L13: Combining Search and Propagation Flashcards
Fundamentally, how do systematic solvers work?
- Guess an assignment.
- Propagate consequences of that assignment.
- If all is well (and not done) go to 1.
What is forward checking?
Forward checking is a strategy used in constraint satisfaction problems to efficiently prune the search space by checking the remaining domain values of unassigned variables after a variable is assigned a value.
After an assignment to xi, revise arcs from every future variable to xi once.
I.e., enforce local arc consistency on a subset of the arcs.
Forward checking guarantees to find a solution if it exists.
What are the advantages of forward checking?

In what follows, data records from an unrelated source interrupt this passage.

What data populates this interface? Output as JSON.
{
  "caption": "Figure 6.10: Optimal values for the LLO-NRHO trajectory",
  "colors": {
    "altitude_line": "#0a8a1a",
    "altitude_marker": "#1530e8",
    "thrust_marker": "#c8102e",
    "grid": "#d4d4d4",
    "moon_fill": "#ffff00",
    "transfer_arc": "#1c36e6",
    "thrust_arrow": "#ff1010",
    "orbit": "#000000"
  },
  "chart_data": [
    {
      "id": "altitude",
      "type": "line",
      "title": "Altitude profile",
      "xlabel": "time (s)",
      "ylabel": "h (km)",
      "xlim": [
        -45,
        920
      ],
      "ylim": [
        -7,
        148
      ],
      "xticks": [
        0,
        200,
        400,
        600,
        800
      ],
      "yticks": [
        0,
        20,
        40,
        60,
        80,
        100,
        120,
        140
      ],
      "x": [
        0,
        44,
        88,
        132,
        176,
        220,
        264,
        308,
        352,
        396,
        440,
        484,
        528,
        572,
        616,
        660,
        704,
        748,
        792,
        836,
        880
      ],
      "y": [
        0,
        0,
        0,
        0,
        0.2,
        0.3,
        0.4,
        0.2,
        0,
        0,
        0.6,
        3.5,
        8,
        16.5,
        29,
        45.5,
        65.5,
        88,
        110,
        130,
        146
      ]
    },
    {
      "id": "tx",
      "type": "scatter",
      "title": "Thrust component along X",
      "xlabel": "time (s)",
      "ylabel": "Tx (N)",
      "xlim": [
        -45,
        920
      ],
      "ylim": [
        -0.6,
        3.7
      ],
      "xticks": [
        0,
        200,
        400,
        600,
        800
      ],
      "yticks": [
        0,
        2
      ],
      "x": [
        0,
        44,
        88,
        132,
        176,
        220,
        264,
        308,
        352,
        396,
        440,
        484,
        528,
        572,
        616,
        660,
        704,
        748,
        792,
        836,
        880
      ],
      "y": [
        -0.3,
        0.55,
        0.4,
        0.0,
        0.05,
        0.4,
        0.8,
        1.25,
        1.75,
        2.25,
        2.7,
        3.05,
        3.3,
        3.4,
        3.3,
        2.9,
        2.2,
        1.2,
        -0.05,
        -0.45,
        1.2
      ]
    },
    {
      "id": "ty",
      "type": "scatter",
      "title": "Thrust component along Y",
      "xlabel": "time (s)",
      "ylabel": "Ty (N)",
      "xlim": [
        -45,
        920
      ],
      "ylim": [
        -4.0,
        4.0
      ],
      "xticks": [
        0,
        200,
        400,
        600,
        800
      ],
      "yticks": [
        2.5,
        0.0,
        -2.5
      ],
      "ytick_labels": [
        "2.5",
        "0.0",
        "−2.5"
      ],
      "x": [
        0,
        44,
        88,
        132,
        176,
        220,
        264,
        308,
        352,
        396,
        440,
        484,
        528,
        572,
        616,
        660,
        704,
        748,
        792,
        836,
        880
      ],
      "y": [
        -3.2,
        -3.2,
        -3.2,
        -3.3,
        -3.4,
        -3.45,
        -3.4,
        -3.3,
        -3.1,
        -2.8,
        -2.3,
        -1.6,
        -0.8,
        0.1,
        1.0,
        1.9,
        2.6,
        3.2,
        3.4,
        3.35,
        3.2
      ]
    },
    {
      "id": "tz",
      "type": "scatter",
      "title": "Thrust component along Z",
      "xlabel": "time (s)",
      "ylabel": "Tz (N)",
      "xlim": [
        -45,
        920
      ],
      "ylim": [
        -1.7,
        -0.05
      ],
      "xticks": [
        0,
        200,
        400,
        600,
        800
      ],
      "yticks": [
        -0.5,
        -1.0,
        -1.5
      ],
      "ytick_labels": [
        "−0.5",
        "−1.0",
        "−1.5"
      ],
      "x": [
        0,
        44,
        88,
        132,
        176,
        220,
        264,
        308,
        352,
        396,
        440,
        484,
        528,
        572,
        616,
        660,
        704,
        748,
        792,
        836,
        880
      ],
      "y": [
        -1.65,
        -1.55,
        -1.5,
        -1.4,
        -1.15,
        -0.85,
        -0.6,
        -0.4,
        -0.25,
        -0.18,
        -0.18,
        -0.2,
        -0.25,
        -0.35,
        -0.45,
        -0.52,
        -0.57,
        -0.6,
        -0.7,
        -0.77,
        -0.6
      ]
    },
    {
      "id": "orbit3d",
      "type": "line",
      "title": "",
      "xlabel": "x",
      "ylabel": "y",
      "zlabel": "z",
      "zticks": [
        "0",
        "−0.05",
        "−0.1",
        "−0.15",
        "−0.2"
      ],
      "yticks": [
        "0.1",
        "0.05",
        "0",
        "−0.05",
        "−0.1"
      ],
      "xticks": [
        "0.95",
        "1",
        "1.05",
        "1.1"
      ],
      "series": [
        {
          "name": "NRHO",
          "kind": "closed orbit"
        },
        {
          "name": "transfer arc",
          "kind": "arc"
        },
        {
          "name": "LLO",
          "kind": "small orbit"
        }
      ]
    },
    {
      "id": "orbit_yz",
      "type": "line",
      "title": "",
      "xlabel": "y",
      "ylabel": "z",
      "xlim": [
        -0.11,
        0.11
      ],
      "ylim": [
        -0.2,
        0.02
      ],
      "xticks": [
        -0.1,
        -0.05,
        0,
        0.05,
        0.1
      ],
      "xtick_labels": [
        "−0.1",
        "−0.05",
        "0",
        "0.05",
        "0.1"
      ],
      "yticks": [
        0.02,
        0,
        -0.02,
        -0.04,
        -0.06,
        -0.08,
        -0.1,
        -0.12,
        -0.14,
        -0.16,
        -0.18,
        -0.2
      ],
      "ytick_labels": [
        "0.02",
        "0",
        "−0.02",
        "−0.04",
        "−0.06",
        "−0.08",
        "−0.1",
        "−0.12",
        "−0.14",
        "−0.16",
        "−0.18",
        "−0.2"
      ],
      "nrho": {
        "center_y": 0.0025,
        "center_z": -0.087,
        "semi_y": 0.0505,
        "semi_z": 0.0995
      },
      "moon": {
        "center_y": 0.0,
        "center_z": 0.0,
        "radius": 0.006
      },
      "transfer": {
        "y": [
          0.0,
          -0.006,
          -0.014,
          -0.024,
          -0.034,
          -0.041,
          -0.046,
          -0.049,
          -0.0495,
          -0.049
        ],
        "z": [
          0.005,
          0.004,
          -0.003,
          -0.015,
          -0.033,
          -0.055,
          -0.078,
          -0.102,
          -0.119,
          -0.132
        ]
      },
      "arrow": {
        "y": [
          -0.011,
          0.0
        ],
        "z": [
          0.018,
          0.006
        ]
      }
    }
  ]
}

We can spot dead ends earlier, and reduce the space to search (and hence the search time).
Why doesn’t forward checking need to check backwards?

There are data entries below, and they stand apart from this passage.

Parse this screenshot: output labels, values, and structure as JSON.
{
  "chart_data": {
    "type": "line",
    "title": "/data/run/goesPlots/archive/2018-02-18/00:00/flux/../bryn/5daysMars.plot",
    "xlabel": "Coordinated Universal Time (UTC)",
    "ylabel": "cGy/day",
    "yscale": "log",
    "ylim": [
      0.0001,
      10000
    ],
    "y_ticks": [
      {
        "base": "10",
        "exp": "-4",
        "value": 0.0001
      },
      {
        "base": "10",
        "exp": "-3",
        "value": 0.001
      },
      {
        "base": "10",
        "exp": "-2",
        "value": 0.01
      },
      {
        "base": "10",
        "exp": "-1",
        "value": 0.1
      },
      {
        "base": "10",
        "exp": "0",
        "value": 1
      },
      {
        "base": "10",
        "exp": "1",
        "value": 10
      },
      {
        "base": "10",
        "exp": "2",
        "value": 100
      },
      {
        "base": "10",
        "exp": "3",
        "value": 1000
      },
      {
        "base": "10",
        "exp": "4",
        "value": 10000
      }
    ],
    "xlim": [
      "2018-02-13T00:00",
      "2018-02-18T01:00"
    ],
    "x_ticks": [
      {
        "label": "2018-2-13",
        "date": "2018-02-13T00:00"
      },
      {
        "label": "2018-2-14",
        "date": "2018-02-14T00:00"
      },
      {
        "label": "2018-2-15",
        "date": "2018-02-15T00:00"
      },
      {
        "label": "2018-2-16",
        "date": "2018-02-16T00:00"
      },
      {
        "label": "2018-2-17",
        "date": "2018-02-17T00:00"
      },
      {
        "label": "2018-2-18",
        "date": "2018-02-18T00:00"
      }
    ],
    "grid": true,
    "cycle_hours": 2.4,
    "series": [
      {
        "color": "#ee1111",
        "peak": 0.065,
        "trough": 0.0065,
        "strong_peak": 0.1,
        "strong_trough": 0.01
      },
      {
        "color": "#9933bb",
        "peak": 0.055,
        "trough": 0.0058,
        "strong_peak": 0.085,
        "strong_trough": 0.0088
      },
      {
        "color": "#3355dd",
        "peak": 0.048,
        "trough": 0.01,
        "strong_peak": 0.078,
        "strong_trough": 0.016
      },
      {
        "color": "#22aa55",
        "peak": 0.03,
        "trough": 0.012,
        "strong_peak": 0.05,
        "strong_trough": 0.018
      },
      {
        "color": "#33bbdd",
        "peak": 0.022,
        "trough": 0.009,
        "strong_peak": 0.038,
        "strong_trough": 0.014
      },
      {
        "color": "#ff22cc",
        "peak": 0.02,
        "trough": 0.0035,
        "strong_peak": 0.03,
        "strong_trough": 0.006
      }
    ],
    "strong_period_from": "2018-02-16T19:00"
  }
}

Consider a past variable xp and the current variable xc.
When xp was assigned, arc(xc, xp) was revised.
This removed all values in the domain of xc incompatible with the assignment to xp.
When later considering an assignment to xc, all possible assignments are guaranteed to be compatible with the assignment to xp.

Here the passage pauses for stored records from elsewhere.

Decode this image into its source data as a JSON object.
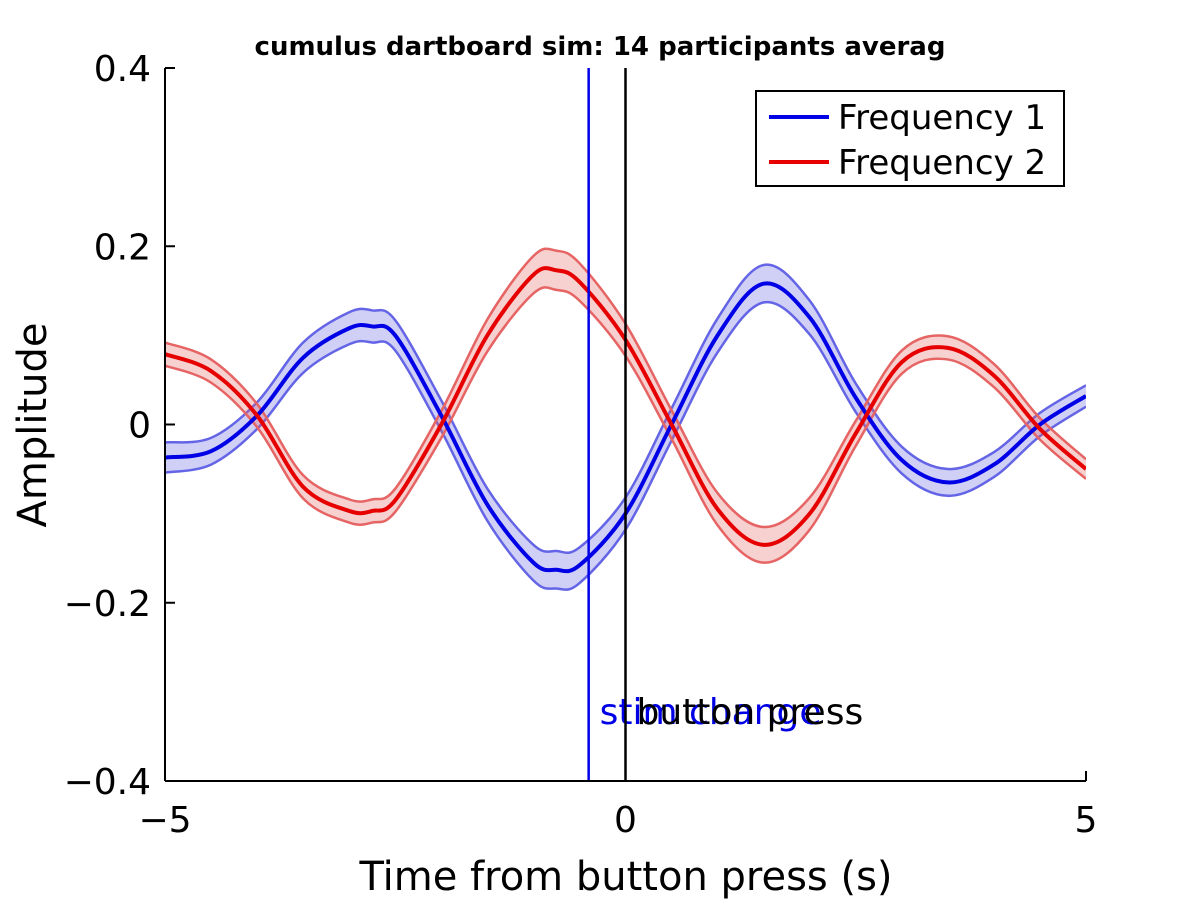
{
  "chart_data": {
    "type": "line",
    "title": "cumulus dartboard sim: 14 participants averag",
    "xlabel": "Time from button press (s)",
    "ylabel": "Amplitude",
    "xlim": [
      -5,
      5
    ],
    "ylim": [
      -0.4,
      0.4
    ],
    "x_ticks": [
      -5,
      0,
      5
    ],
    "x_tick_labels": [
      "−5",
      "0",
      "5"
    ],
    "y_ticks": [
      -0.4,
      -0.2,
      0,
      0.2,
      0.4
    ],
    "y_tick_labels": [
      "−0.4",
      "−0.2",
      "0",
      "0.2",
      "0.4"
    ],
    "grid": false,
    "legend_position": "top-right",
    "x": [
      -5,
      -4.5,
      -4,
      -3.5,
      -3,
      -2.75,
      -2.5,
      -2,
      -1.5,
      -1,
      -0.75,
      -0.5,
      0,
      0.5,
      1,
      1.5,
      2,
      2.5,
      3,
      3.5,
      4,
      4.5,
      5
    ],
    "series": [
      {
        "name": "Frequency 1",
        "color": "#0000e6",
        "band_color": "#6464e6",
        "values": [
          -0.037,
          -0.03,
          0.01,
          0.075,
          0.108,
          0.11,
          0.1,
          0.01,
          -0.09,
          -0.155,
          -0.163,
          -0.158,
          -0.1,
          0.0,
          0.1,
          0.158,
          0.12,
          0.03,
          -0.04,
          -0.065,
          -0.045,
          0.0,
          0.032
        ],
        "band_halfwidth": [
          0.017,
          0.015,
          0.015,
          0.017,
          0.018,
          0.018,
          0.017,
          0.017,
          0.018,
          0.02,
          0.021,
          0.02,
          0.018,
          0.018,
          0.019,
          0.021,
          0.019,
          0.016,
          0.015,
          0.015,
          0.014,
          0.013,
          0.012
        ]
      },
      {
        "name": "Frequency 2",
        "color": "#e60000",
        "band_color": "#e66464",
        "values": [
          0.079,
          0.06,
          0.01,
          -0.07,
          -0.097,
          -0.097,
          -0.085,
          0.0,
          0.1,
          0.168,
          0.173,
          0.16,
          0.095,
          0.0,
          -0.095,
          -0.135,
          -0.1,
          -0.01,
          0.07,
          0.086,
          0.055,
          -0.005,
          -0.05
        ],
        "band_halfwidth": [
          0.013,
          0.013,
          0.013,
          0.013,
          0.013,
          0.013,
          0.013,
          0.015,
          0.018,
          0.021,
          0.022,
          0.021,
          0.018,
          0.016,
          0.018,
          0.02,
          0.018,
          0.014,
          0.013,
          0.013,
          0.013,
          0.012,
          0.011
        ]
      }
    ],
    "vertical_lines": [
      {
        "x": -0.4,
        "color": "#0000e6",
        "label": "stim change"
      },
      {
        "x": 0,
        "color": "#000000",
        "label": "button press"
      }
    ]
  }
}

When does forward checking beat backtracking?
If there is a constraint that cannot be satisfied, the backtracking in forward checking is more effective as it goes back potentially multiple levels of depth to satisfy the constraint.
Forward checking is guaranteed to explore a search tree smaller than or equal to backtracking. This saves the search time compared to backtracking whenever there is a wipeout of a future variable.
How do we enforce arc consistency?
We need an algorithm that efficiently re- revises arcs as necessary.
What is AC3?
It is an algorithm of effectively maintaining arc consistency.
In AC3, when are arcs added to the queue?
If there has been an arc(xi, xj) where the domain of i has been changed, all arcs with xi are added to the queue.
Support is bi-directional.
If a value is supported on arc(x1,x2), then it is supporting some value(s) on arc(x2,x1)
Conversely: if a value is not supported on arc(x1,x2), then it is supporting no values on arc(x2,x1)
No need to revise arc(x2,x1) after revising arc(x1,x2)
What is the time complexity of AC3?
AC3 has worst-case time complexity of O(ed^3).
Where:
- e is the number of edges in the constraint graph.
- d is the maximum domain size.
Each arc(xi, xj) is revised if it enters the queue. This only happens if Dj loses a value.
Each arc can enter the queue/be revised at most d times. There are 2e arcs, so Revise() is executed O(ed) times.
Complexity of Revise() is O(d^2).
Compare forward checking with arc consistency.
Full arc consistency is stronger than mere forward checking.